Szacunek dla uczuć narodowych i religijnych jest fundamentem szacunku dla osób je wyznających, niezależnie, czy zgadzamy się z tymi uczuciami, czy nie.
Kryzys wywołany w lutym 2006 r. publikacją karykatur Ma- hometa oraz niewspółmiernymi reakcjami fanatyków muzułmańskich ujawnił głębię różnic kulturowych między cywilizacją Zachodu i światem islamu, w którym stosuje się odpowiedzialność zbiorową oraz nie respektuje się wolności religijnej.
Drażniący brak wrażliwości
Kryzys ten uświadomił także poważny problem europejskiej demokracji liberalnej. Nie potrafi ona wymóc zasad państwa prawa na wspólnotach muzułmańskich w Europie ani szacunku dla wolności wyznania w państwach islamskich, ale absolutyzując wolność słowa, potrafi drażnić uczucia religijne muzułmanów. Tymczasem używanie wolności bez odpowiedzialności nieuchronnie prowadzi do konfliktów.
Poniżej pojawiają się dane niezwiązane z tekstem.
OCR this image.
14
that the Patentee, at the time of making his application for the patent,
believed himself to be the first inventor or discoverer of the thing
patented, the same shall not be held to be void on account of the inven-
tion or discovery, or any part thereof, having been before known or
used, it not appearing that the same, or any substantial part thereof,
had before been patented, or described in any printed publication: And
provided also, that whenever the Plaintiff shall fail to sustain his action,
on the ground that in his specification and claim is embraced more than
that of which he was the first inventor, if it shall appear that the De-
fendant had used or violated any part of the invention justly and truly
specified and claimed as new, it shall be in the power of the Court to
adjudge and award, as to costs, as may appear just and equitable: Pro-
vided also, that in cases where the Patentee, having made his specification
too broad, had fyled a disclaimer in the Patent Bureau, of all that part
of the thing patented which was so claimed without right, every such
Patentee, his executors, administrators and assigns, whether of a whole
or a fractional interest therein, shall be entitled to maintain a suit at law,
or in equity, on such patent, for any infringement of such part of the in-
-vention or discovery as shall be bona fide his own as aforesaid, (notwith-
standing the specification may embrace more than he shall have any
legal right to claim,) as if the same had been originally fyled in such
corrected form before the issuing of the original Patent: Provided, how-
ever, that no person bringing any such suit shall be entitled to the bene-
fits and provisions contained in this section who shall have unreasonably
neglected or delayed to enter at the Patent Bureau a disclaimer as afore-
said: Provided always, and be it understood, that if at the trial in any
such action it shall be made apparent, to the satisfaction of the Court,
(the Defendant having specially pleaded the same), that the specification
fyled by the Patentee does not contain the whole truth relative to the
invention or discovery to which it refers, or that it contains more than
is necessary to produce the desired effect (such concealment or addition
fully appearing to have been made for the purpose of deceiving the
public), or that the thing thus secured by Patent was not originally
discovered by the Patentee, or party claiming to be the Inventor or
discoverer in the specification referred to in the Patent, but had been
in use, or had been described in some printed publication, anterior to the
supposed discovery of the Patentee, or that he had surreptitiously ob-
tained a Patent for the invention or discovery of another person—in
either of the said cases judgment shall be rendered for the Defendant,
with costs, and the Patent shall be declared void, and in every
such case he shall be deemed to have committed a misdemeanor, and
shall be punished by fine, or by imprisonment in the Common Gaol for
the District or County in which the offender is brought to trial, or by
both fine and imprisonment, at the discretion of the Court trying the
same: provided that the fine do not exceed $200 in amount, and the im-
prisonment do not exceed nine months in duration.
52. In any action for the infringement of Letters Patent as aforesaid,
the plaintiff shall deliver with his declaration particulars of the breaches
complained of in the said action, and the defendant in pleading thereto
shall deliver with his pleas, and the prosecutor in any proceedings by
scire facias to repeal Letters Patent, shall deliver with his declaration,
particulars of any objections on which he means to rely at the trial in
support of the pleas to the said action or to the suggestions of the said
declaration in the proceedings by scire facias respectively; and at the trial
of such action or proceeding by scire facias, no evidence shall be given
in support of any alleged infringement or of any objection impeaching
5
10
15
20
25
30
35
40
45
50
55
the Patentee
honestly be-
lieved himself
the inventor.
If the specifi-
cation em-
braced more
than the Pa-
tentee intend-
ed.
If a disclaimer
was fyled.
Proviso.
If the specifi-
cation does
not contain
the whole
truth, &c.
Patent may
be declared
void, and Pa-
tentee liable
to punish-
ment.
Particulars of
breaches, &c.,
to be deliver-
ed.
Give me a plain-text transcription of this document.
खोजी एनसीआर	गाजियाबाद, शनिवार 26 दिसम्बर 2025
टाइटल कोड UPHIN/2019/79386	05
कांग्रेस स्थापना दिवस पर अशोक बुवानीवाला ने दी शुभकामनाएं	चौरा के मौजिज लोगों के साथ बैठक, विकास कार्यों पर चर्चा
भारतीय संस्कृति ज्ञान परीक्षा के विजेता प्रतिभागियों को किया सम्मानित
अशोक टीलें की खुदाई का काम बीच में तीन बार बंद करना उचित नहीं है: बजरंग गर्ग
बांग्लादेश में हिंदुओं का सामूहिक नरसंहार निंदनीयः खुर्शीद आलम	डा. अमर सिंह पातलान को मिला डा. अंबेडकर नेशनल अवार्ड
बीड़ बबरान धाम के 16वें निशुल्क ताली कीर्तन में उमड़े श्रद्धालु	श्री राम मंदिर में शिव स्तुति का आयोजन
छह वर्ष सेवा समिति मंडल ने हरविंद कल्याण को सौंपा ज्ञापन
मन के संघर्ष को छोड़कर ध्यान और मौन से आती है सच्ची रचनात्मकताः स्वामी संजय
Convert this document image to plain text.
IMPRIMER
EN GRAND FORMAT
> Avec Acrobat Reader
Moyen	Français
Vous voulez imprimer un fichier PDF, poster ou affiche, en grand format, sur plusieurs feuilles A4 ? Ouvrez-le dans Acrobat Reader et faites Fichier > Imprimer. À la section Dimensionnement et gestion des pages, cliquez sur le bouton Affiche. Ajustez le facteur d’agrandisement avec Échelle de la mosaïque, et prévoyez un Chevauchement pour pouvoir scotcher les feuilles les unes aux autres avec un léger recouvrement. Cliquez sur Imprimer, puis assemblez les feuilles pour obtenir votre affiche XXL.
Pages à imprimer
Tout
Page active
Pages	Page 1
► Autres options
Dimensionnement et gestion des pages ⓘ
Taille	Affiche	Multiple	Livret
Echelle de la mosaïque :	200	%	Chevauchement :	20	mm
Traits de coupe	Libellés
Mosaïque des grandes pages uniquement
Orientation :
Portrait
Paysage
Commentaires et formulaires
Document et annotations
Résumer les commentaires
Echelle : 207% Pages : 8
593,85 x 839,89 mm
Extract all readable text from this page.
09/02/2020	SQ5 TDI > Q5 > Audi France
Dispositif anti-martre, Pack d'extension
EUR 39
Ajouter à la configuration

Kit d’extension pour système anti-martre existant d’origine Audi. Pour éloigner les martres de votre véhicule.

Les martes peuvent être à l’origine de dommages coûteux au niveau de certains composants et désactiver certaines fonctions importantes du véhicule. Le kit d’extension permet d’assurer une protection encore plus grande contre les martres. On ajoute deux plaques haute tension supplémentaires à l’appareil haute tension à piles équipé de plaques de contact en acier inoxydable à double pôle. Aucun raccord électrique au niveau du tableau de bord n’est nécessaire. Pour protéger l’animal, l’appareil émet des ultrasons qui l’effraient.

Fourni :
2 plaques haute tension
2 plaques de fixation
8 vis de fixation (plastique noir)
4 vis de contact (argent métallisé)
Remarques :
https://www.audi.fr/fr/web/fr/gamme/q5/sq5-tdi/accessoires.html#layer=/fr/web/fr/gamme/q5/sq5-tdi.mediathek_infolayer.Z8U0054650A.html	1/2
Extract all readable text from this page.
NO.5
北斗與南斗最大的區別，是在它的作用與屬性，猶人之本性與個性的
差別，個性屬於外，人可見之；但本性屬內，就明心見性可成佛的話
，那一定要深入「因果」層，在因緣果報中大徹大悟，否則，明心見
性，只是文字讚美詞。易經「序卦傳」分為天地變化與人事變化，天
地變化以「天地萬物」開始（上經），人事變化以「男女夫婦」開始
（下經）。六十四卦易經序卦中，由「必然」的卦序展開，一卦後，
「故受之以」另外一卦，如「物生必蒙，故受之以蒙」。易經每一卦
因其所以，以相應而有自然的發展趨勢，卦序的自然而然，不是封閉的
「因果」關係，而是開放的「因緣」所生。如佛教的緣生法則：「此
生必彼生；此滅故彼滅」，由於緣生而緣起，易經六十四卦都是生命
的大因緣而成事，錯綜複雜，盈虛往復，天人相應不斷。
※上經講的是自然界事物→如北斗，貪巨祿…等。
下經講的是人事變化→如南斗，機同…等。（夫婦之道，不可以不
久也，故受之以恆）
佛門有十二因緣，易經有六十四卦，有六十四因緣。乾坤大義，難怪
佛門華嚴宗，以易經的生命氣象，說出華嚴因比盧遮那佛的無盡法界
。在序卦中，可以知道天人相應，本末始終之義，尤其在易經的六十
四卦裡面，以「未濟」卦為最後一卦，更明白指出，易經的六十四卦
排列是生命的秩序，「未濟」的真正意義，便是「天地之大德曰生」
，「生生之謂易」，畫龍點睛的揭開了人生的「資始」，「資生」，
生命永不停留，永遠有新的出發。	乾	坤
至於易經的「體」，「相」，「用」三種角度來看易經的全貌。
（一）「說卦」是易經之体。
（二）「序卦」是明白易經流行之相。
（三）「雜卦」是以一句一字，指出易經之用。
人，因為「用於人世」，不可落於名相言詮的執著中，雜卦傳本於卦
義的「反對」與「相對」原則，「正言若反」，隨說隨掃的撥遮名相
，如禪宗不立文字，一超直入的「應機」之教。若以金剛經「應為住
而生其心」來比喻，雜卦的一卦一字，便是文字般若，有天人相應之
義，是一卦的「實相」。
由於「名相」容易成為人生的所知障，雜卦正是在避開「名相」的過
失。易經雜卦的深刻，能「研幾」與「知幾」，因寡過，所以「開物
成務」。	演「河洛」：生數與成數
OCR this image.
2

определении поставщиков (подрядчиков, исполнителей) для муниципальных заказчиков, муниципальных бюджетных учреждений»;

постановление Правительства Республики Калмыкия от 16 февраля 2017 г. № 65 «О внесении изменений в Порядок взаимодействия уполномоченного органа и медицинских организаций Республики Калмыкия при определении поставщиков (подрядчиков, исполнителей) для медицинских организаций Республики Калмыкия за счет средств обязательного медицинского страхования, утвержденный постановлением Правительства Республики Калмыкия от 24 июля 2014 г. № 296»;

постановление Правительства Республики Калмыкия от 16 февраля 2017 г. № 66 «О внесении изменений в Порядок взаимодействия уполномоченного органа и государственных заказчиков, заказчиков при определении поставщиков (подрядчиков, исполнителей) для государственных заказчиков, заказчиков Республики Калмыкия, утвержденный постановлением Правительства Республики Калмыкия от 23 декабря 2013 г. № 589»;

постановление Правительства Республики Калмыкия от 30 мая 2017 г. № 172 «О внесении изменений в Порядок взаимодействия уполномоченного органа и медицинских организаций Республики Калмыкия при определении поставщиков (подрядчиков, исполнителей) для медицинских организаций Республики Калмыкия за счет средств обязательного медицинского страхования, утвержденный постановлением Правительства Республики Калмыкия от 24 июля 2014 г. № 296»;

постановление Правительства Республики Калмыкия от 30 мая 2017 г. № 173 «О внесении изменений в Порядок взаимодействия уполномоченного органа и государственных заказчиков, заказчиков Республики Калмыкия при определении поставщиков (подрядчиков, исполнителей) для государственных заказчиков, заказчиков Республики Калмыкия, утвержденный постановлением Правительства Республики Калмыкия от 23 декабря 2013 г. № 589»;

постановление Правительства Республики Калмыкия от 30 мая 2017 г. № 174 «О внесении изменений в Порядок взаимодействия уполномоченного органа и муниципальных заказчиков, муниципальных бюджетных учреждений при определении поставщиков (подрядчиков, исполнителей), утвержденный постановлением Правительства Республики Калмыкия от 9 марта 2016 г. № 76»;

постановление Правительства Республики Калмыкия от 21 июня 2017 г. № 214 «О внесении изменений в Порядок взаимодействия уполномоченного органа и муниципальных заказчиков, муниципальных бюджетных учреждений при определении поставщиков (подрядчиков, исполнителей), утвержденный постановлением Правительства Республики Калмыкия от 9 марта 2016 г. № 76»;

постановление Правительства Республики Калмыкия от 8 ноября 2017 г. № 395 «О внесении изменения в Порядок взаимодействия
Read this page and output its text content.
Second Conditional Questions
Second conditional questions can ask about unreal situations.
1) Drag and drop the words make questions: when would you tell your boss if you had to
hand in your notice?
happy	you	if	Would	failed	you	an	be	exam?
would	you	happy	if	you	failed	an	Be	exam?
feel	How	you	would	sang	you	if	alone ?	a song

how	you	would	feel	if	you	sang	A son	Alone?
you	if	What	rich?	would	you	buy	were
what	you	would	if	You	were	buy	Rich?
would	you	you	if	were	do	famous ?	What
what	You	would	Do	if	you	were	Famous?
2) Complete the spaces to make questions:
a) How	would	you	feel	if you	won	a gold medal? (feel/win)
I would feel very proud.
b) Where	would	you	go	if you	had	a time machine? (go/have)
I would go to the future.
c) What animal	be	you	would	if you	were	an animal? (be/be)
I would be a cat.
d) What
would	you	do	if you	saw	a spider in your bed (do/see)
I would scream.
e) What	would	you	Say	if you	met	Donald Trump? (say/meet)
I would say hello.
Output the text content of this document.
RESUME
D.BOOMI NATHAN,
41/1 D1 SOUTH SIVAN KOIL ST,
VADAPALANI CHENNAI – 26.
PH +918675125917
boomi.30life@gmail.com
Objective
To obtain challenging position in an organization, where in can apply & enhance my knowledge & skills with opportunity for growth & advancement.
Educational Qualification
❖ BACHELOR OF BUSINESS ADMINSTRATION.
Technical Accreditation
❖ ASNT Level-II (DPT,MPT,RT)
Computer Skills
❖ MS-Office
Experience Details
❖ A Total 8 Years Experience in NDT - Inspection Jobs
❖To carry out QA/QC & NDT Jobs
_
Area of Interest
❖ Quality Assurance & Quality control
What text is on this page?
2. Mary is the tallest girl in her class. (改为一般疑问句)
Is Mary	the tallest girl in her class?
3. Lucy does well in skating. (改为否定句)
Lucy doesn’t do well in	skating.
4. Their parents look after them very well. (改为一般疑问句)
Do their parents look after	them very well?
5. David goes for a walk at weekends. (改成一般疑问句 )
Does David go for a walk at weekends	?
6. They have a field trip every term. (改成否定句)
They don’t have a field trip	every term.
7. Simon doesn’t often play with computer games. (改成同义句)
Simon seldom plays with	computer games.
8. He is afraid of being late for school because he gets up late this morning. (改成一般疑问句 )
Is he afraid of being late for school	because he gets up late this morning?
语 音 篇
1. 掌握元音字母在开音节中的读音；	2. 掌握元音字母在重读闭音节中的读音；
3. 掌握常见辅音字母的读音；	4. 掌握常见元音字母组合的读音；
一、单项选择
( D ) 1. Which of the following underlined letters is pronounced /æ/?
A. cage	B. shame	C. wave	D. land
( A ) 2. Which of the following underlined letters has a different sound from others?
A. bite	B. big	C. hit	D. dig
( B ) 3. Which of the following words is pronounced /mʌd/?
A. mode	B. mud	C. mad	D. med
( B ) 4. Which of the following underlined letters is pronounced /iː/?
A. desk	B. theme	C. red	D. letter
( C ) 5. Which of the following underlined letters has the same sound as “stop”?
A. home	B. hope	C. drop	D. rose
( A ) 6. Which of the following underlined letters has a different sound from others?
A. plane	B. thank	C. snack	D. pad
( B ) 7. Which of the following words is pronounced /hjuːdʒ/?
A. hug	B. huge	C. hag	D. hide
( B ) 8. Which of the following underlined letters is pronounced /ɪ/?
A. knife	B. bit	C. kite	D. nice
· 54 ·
Szacunek dla uczuć narodowych i religijnych jest fundamentem szacunku dla osób je wyznających, niezależnie, czy zgadzamy się z tymi uczuciami, czy nie. Nie wolno więc obrażać tych uczuć przez bluźniercze przedstawianie krzyża, Mahometa czy też ofiar Holocaustu. Nie jest tak, jak stwierdził w Parlamencie Europejskim poseł Daniel Cohn-Bendit, że w sferze publicznej religie się „odreligijniają”. Religia zawsze będzie czymś innym niż debata polityczna, chyba że przestanie być religią, a stanie się ideologią. Poseł Cohn-Bendit stwierdził, że czy chce, czy nie, musi się pogodzić z własnymi karykaturami. Karykatura Cohn-Bendita to jednak nie to samo co karykatura Mahometa. Po prostu nie da się narzucić braku wrażliwości religijnej innym uczestnikom sfery publicznej, a próby takie kończą się tak jak publikacja karykatur Mahometa.
Taktyka skandalu
Sprawa tych karykatur wyostrzyła podział Europejczyków na tych, którzy twierdzą, że należy za wszelką cenę bronić wolności wypowiedzi, oraz tych, którzy zauważają, jak na przykład hiszpański socjolog Enrique Gil Calvo, iż to prasa zachodnia „rzuciła pierwszy kamień”. Podkreślił on, moim zdaniem słusznie, że problemem jest nie tylko „zderzenie cywilizacji” europejskiej i muzułmańskiej, ale „taktyka skandalu, stosowana przez niektóre media, nadużywające wolności prasy, by podnieść swą konkurencyjność na rynku”. Trudno się jednak zgodzić z Calvo, gdy broni on muzułmanów przed ośmieszaniem ze względu na ich status rzekomo słabszego ekonomicznie, Czwartego Świata. Ten argument klasowy jest zupełnie chybiony, bo są muzułmanie biedni i są bogaci, a ich wściekłość wobec karykatur duńskich miała religijny podtekst.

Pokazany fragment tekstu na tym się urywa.